Os três ficaram atônitos até começarem a se mexer, quando o suspeito (na melhor das hipóteses para ele à essa altura) ganhava a primeira condicionalidade de sua liberdade, a porta do prédio, que abria tranquilamente para quem quisesse sair, mas necessitava de chave a quem quisesse voltar/entrar. Mais sorte ainda ele teve quando outra vizinha, dona Maria de Fátima, entrava também alvoroçada pelas sacolas que trazia fora de horário da farmácia. A corrida desabalada do suspeito fez com que ela tomasse também tamanho susto, jogasse parte dos conteúdos com sacola e tudo para cima e quase emulasse o senhor Vieri com seus micro infartos.
O profanador de azeitonas ganhou a rua. Ele pela primeira vez, já imaginado diante do júri (se houvesse júri), agradeceu à administração municipal pela iluminação pública deficitária, que agora lhe conferia abrigo contra os inquisidores.

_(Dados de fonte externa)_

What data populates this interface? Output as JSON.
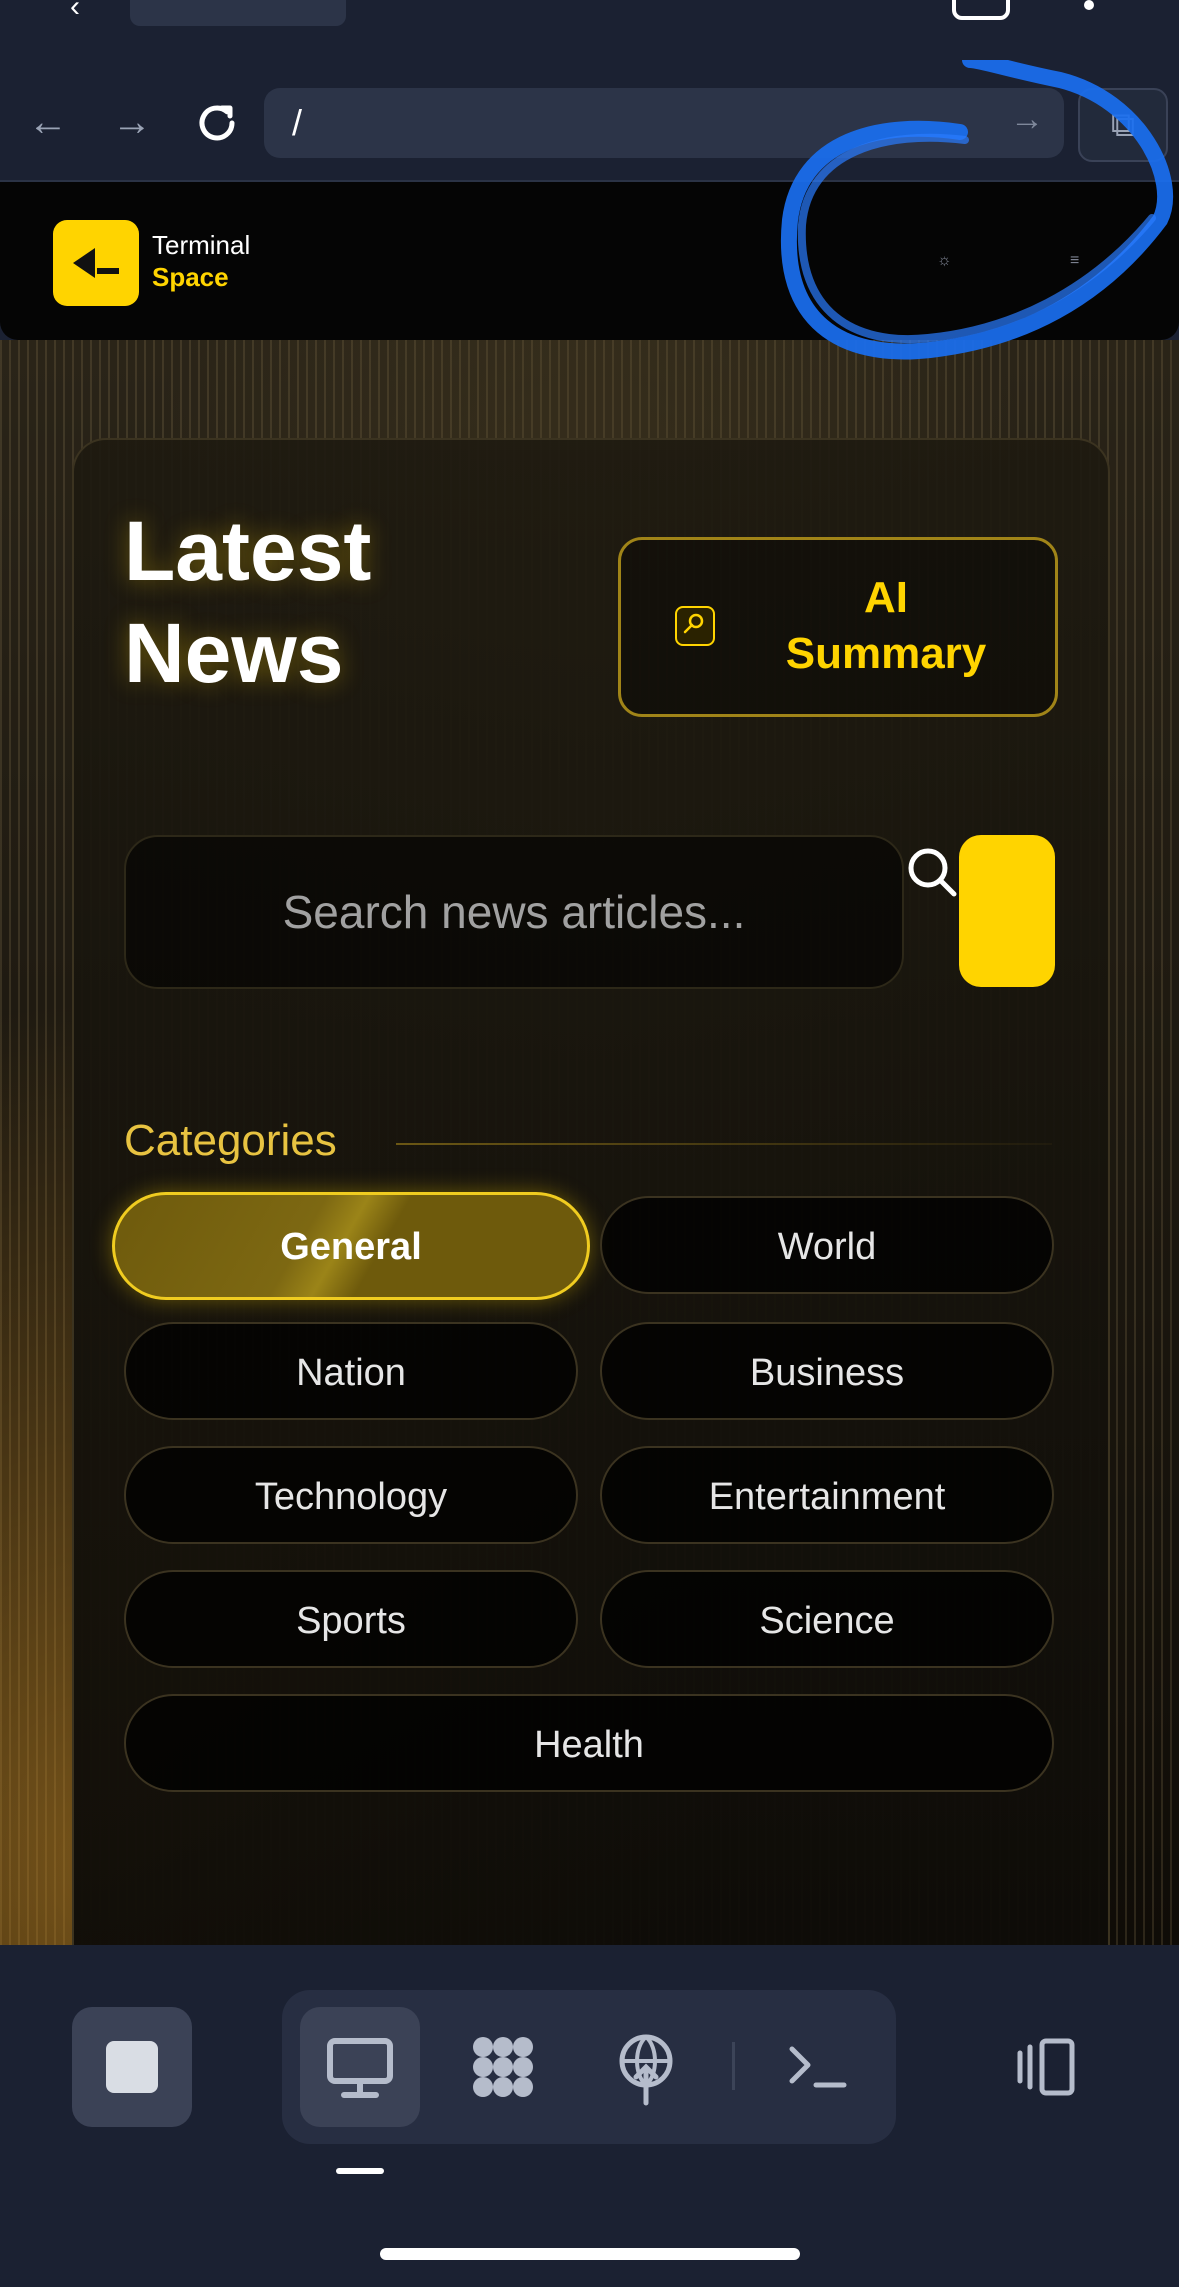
{
  "browser": {
    "url": "/"
  },
  "site": {
    "brand_line1": "Terminal",
    "brand_line2": "Space",
    "header_icon_1": "☼",
    "header_icon_2": "≡"
  },
  "main": {
    "title_line1": "Latest",
    "title_line2": "News",
    "ai_button_line1": "AI",
    "ai_button_line2": "Summary",
    "search_placeholder": "Search news articles...",
    "categories_label": "Categories",
    "categories": [
      {
        "label": "General",
        "active": true
      },
      {
        "label": "World",
        "active": false
      },
      {
        "label": "Nation",
        "active": false
      },
      {
        "label": "Business",
        "active": false
      },
      {
        "label": "Technology",
        "active": false
      },
      {
        "label": "Entertainment",
        "active": false
      },
      {
        "label": "Sports",
        "active": false
      },
      {
        "label": "Science",
        "active": false
      },
      {
        "label": "Health",
        "active": false
      }
    ]
  },
  "colors": {
    "accent": "#ffd400",
    "chrome_bg": "#1b2132",
    "annotation": "#1a6ff0"
  }
}
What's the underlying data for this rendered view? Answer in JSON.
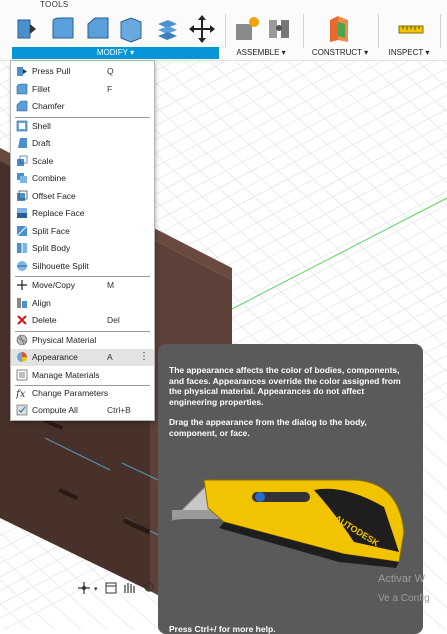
{
  "toolbar": {
    "tools_caption": "TOOLS",
    "groups": {
      "modify": "MODIFY ▾",
      "assemble": "ASSEMBLE ▾",
      "construct": "CONSTRUCT ▾",
      "inspect": "INSPECT ▾"
    }
  },
  "menu": {
    "items": [
      {
        "label": "Press Pull",
        "shortcut": "Q"
      },
      {
        "label": "Fillet",
        "shortcut": "F"
      },
      {
        "label": "Chamfer",
        "shortcut": ""
      },
      {
        "label": "Shell",
        "shortcut": ""
      },
      {
        "label": "Draft",
        "shortcut": ""
      },
      {
        "label": "Scale",
        "shortcut": ""
      },
      {
        "label": "Combine",
        "shortcut": ""
      },
      {
        "label": "Offset Face",
        "shortcut": ""
      },
      {
        "label": "Replace Face",
        "shortcut": ""
      },
      {
        "label": "Split Face",
        "shortcut": ""
      },
      {
        "label": "Split Body",
        "shortcut": ""
      },
      {
        "label": "Silhouette Split",
        "shortcut": ""
      },
      {
        "label": "Move/Copy",
        "shortcut": "M"
      },
      {
        "label": "Align",
        "shortcut": ""
      },
      {
        "label": "Delete",
        "shortcut": "Del"
      },
      {
        "label": "Physical Material",
        "shortcut": ""
      },
      {
        "label": "Appearance",
        "shortcut": "A"
      },
      {
        "label": "Manage Materials",
        "shortcut": ""
      },
      {
        "label": "Change Parameters",
        "shortcut": ""
      },
      {
        "label": "Compute All",
        "shortcut": "Ctrl+B"
      }
    ],
    "more_glyph": "⋮"
  },
  "tooltip": {
    "description": "The appearance affects the color of bodies, components, and faces. Appearances override the color assigned from the physical material. Appearances do not affect engineering properties.",
    "instruction": "Drag the appearance from the dialog to the body, component, or face.",
    "hint": "Press Ctrl+/ for more help.",
    "brand_text": "AUTODESK"
  },
  "watermark": {
    "line1": "Activar W",
    "line2": "Ve a Config"
  },
  "colors": {
    "accent": "#0696d7",
    "body": "#4a3630",
    "tooltip_bg": "#5a5a5a",
    "knife_yellow": "#f2c300"
  }
}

Enquanto corria pela rua, nem tão rápido que fosse impossível caçá-lo, nem tão lento que o joelho tenebroso estivesse em conforto, notou mais pessoas dispostas a prender o agressor da tolerância, o violador dos bons costumes. O boato, o fato se espalhava rapidamente pelos grupos virtuais. O que era fato logo era acrescido de boatos. O que era boato logo recebia colheradas do fato. A história ia e vinha, misteriosa, aguçadora da curiosidade, chamativa para que os indignados saíssem de suas casas e buscassem a justiça, nem que fosse com as próprias mãos. A polícia estava a par do caso. Duas viaturas já não eram suficiente. Melhor chama reforço para além da praia. O profanador poderia estar saindo do bairro. Situação lamentável para a pacata região, rodeada de coqueiros, palmeiras, acolhedores bancos de praça que os vizinhos utilizavam no cair das tardes para compartilhar conversas, chimarrão nos costumes do Rio Grande depositados ali, além de calçadas largas e geralmente limpas, pois na cidade se honravam as azeitonas e também o hábito de recolher o que os cuscos encerravam por digestão.
Ele foi zigazagueando muros e árvores e bancos de praça. Fugindo da luz. O gatuno fugitivo - e lembrou da risada infame do velho Vieri. O velho maldito importunara seus planos. Ele era o culpado. Ele quem jogava as azeitonas fora. Não teriam provas antigas, mas aquela evidência bastava. Testemunhas. Confissão de crime. Enquanto fugia na carreira que todavia era desabalada, o profanador pensou que poderiam pedir opinião de lixeiros e outros vizinhos e os malditos testemunhariam contra ele. Que havia algo de estranho naquela lixeira comunitária sim e só poderia ser do inquilino do 203. Que era um vizinho esquisito, de hábitos noturnos, insone, que fazia barulhos no apartamento em alguns horários inoportunos. Inoportuna era aquela situação como um todo. Não haveria necessidade de acrescer paranoia. Era concentrar-se nos planos de esconderijo. Lembrou do clássico Homem Nu de Fernando Sabino. Ele não estava fugindo nu, mas, se no conto premiado do escritor mineiro, o protagonista lutava mais contra a vergonha mor do que a condenação da Justiça, ali ele estava, não ficcionalmente, lutando pela liberdade do seu ir e vir, se a polícia repressora não desse um jeito de sumir com ele, profanador das ditas azeitonas.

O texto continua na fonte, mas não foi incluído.